16. August 2021, 15:17 Uhr | Antje Müller
Kopp
© Kopp

Eingeschränkte Warenverfügbarkeit, hohe Preise, verzögerte Lieferzeiten – die Folgen des stationären Stillstandes bekommt die Elektrobranche deutlich zu spüren. In ihrer Bilanz des ersten Halbjahrs 2021 blickt die Kopp Gruppe jedoch zuversichtlich auf neue Entwicklungen, trotz schwieriger Umstände.

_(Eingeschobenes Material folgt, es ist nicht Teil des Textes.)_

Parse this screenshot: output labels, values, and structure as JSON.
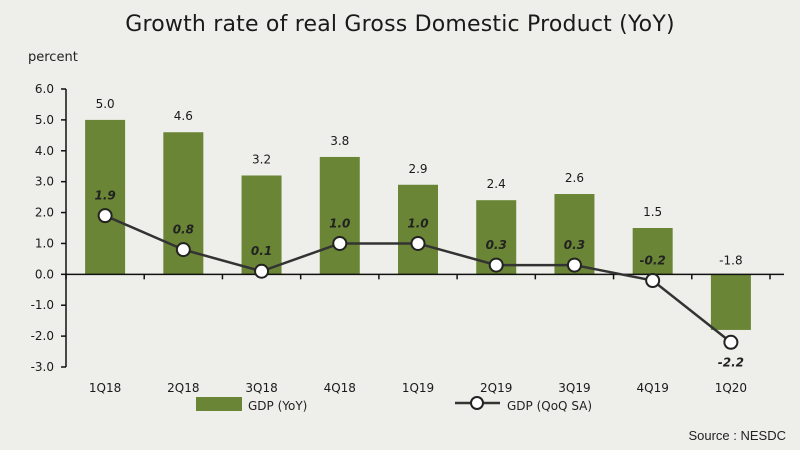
{
  "chart_data": {
    "type": "bar",
    "title": "Growth rate of real Gross Domestic Product (YoY)",
    "ylabel": "percent",
    "xlabel": "",
    "ylim": [
      -3.0,
      6.0
    ],
    "yticks": [
      "6.0",
      "5.0",
      "4.0",
      "3.0",
      "2.0",
      "1.0",
      "0.0",
      "-1.0",
      "-2.0",
      "-3.0"
    ],
    "ytick_values": [
      6,
      5,
      4,
      3,
      2,
      1,
      0,
      -1,
      -2,
      -3
    ],
    "categories": [
      "1Q18",
      "2Q18",
      "3Q18",
      "4Q18",
      "1Q19",
      "2Q19",
      "3Q19",
      "4Q19",
      "1Q20"
    ],
    "series": [
      {
        "name": "GDP (YoY)",
        "type": "bar",
        "color": "#6a8535",
        "values": [
          5.0,
          4.6,
          3.2,
          3.8,
          2.9,
          2.4,
          2.6,
          1.5,
          -1.8
        ],
        "labels": [
          "5.0",
          "4.6",
          "3.2",
          "3.8",
          "2.9",
          "2.4",
          "2.6",
          "1.5",
          "-1.8"
        ]
      },
      {
        "name": "GDP (QoQ SA)",
        "type": "line",
        "color": "#333333",
        "values": [
          1.9,
          0.8,
          0.1,
          1.0,
          1.0,
          0.3,
          0.3,
          -0.2,
          -2.2
        ],
        "labels": [
          "1.9",
          "0.8",
          "0.1",
          "1.0",
          "1.0",
          "0.3",
          "0.3",
          "-0.2",
          "-2.2"
        ]
      }
    ],
    "legend": "bottom",
    "grid": false,
    "source": "Source : NESDC"
  }
}
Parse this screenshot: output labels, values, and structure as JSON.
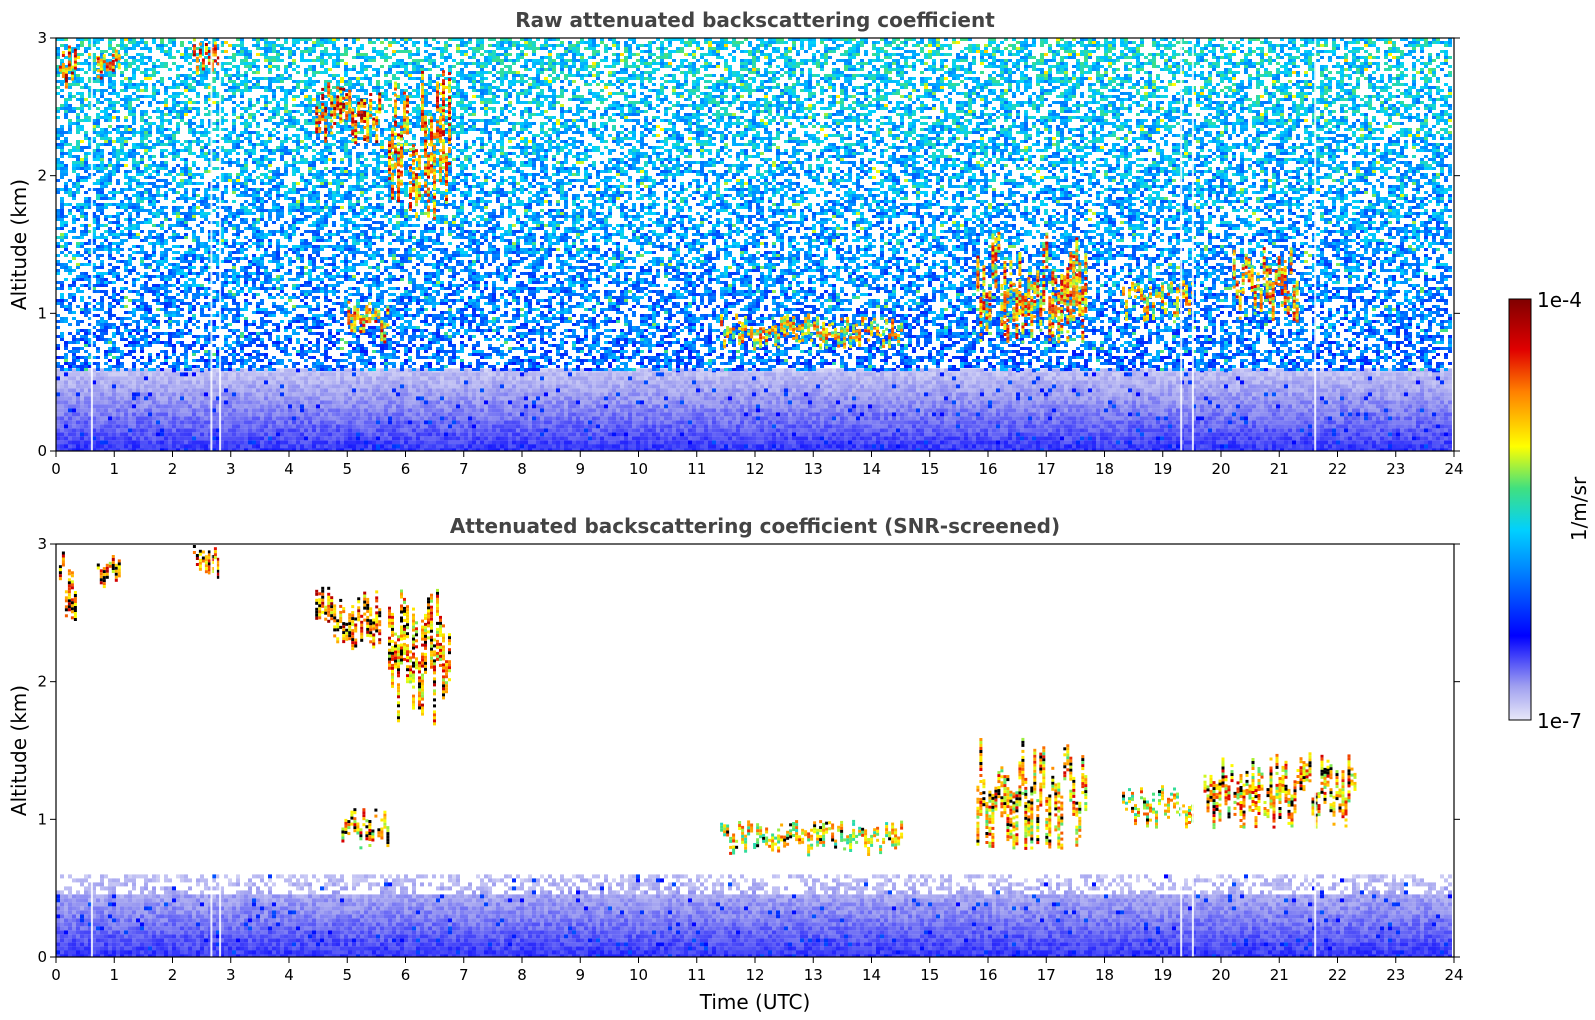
{
  "chart_data": [
    {
      "type": "heatmap",
      "title": "Raw attenuated backscattering coefficient",
      "xlabel": "",
      "ylabel": "Altitude (km)",
      "xlim": [
        0,
        24
      ],
      "ylim": [
        0,
        3
      ],
      "x_ticks": [
        "0",
        "1",
        "2",
        "3",
        "4",
        "5",
        "6",
        "7",
        "8",
        "9",
        "10",
        "11",
        "12",
        "13",
        "14",
        "15",
        "16",
        "17",
        "18",
        "19",
        "20",
        "21",
        "22",
        "23",
        "24"
      ],
      "y_ticks": [
        "0",
        "1",
        "2",
        "3"
      ],
      "features": [
        {
          "name": "surface layer",
          "time": [
            0,
            23.9
          ],
          "altitude": [
            0.0,
            0.06
          ],
          "level": 0.35
        },
        {
          "name": "boundary layer haze",
          "time": [
            0,
            23.9
          ],
          "altitude": [
            0.0,
            0.6
          ],
          "level": 0.12
        },
        {
          "name": "noise",
          "time": [
            0,
            23.9
          ],
          "altitude": [
            0.6,
            3.0
          ],
          "level": 0.3
        },
        {
          "name": "cloud",
          "time": [
            0.05,
            0.35
          ],
          "altitude": [
            2.55,
            2.95
          ],
          "level": 0.97
        },
        {
          "name": "cloud",
          "time": [
            0.7,
            1.1
          ],
          "altitude": [
            2.7,
            2.92
          ],
          "level": 0.95
        },
        {
          "name": "cloud",
          "time": [
            2.35,
            2.8
          ],
          "altitude": [
            2.75,
            3.0
          ],
          "level": 0.97
        },
        {
          "name": "cloud",
          "time": [
            4.45,
            5.55
          ],
          "altitude": [
            2.25,
            2.7
          ],
          "level": 0.97
        },
        {
          "name": "cloud",
          "time": [
            5.7,
            6.75
          ],
          "altitude": [
            1.7,
            2.8
          ],
          "level": 0.93
        },
        {
          "name": "cloud",
          "time": [
            5.0,
            5.7
          ],
          "altitude": [
            0.8,
            1.1
          ],
          "level": 0.9
        },
        {
          "name": "cloud",
          "time": [
            11.4,
            14.5
          ],
          "altitude": [
            0.75,
            1.0
          ],
          "level": 0.85
        },
        {
          "name": "cloud",
          "time": [
            15.8,
            17.7
          ],
          "altitude": [
            0.8,
            1.6
          ],
          "level": 0.9
        },
        {
          "name": "cloud",
          "time": [
            18.3,
            19.5
          ],
          "altitude": [
            0.95,
            1.25
          ],
          "level": 0.85
        },
        {
          "name": "cloud",
          "time": [
            20.2,
            21.3
          ],
          "altitude": [
            0.95,
            1.5
          ],
          "level": 0.9
        }
      ]
    },
    {
      "type": "heatmap",
      "title": "Attenuated backscattering coefficient (SNR-screened)",
      "xlabel": "Time (UTC)",
      "ylabel": "Altitude (km)",
      "xlim": [
        0,
        24
      ],
      "ylim": [
        0,
        3
      ],
      "x_ticks": [
        "0",
        "1",
        "2",
        "3",
        "4",
        "5",
        "6",
        "7",
        "8",
        "9",
        "10",
        "11",
        "12",
        "13",
        "14",
        "15",
        "16",
        "17",
        "18",
        "19",
        "20",
        "21",
        "22",
        "23",
        "24"
      ],
      "y_ticks": [
        "0",
        "1",
        "2",
        "3"
      ],
      "features": [
        {
          "name": "surface layer",
          "time": [
            0,
            23.9
          ],
          "altitude": [
            0.0,
            0.06
          ],
          "level": 0.35
        },
        {
          "name": "boundary layer",
          "time": [
            0,
            23.9
          ],
          "altitude": [
            0.0,
            0.6
          ],
          "level": 0.12
        },
        {
          "name": "cloud",
          "time": [
            0.05,
            0.35
          ],
          "altitude": [
            2.45,
            2.95
          ],
          "level": 0.97
        },
        {
          "name": "cloud",
          "time": [
            0.7,
            1.1
          ],
          "altitude": [
            2.7,
            2.92
          ],
          "level": 0.95
        },
        {
          "name": "cloud",
          "time": [
            2.35,
            2.8
          ],
          "altitude": [
            2.75,
            3.0
          ],
          "level": 0.97
        },
        {
          "name": "cloud",
          "time": [
            4.45,
            5.55
          ],
          "altitude": [
            2.25,
            2.7
          ],
          "level": 0.97
        },
        {
          "name": "cloud",
          "time": [
            5.7,
            6.75
          ],
          "altitude": [
            1.7,
            2.8
          ],
          "level": 0.93
        },
        {
          "name": "cloud",
          "time": [
            4.9,
            5.7
          ],
          "altitude": [
            0.8,
            1.1
          ],
          "level": 0.9
        },
        {
          "name": "cloud",
          "time": [
            11.4,
            14.5
          ],
          "altitude": [
            0.75,
            1.0
          ],
          "level": 0.85
        },
        {
          "name": "cloud",
          "time": [
            15.8,
            17.7
          ],
          "altitude": [
            0.8,
            1.6
          ],
          "level": 0.9
        },
        {
          "name": "cloud",
          "time": [
            18.3,
            19.5
          ],
          "altitude": [
            0.95,
            1.25
          ],
          "level": 0.85
        },
        {
          "name": "cloud",
          "time": [
            19.7,
            22.3
          ],
          "altitude": [
            0.95,
            1.5
          ],
          "level": 0.9
        }
      ]
    }
  ],
  "colorbar": {
    "label": "1/m/sr",
    "min_label": "1e-7",
    "max_label": "1e-4",
    "scale": "log",
    "range": [
      1e-07,
      0.0001
    ],
    "colors": [
      "#e8e8f8",
      "#0000ff",
      "#00c8ff",
      "#ffff00",
      "#ff8000",
      "#800000"
    ]
  }
}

Die mehrmonatliche Schließung des stationären Handels blieb auch für den Retail-Bereich bei Kopp nicht folgenlos. Die Bilanz des Herstellers elektrotechnischer Produkte und Komponenten deutet auf anhaltende Auswirkungen und Verschiebungen zum Onlinemarkt, so die Ergebnisse des ersten Quartals 2021. „Was unser traditionelles Angebot – von klassischen Stecker- und Schalterprogrammen bis hin zu Dimmern und Bewegungsmeldern – angeht, hat nicht zuletzt wegen der Marktschließungen eine Verschiebung vom stationären zum Onlinemarkt stattgefunden“, erklärt Stephan Dörrschuck, CEO der Kopp Gruppe. Umsätze aus dem Onlinegeschäft der Marktpartner konnten hier für ausgleichende Ergebnisse sorgen, sodass das Unternehmen, trotz mehr als dreimonatiger Schließung zahlreicher stationärer Handelsunternehmen insgesamt eine positive Bilanz zieht. „Wir liegen knapp über unserem Ergebnis in 2020“, berichtet Dörrschuck. Unter den schwierigen Voraussetzungen sei dies eine „solide Entwicklung“, die den Hersteller ins einen vorangegangenen Investitionen in den Bereichen effizientes Energiemanagement und energetischer Unabhängigkeit und Klimaneutralität bestätige.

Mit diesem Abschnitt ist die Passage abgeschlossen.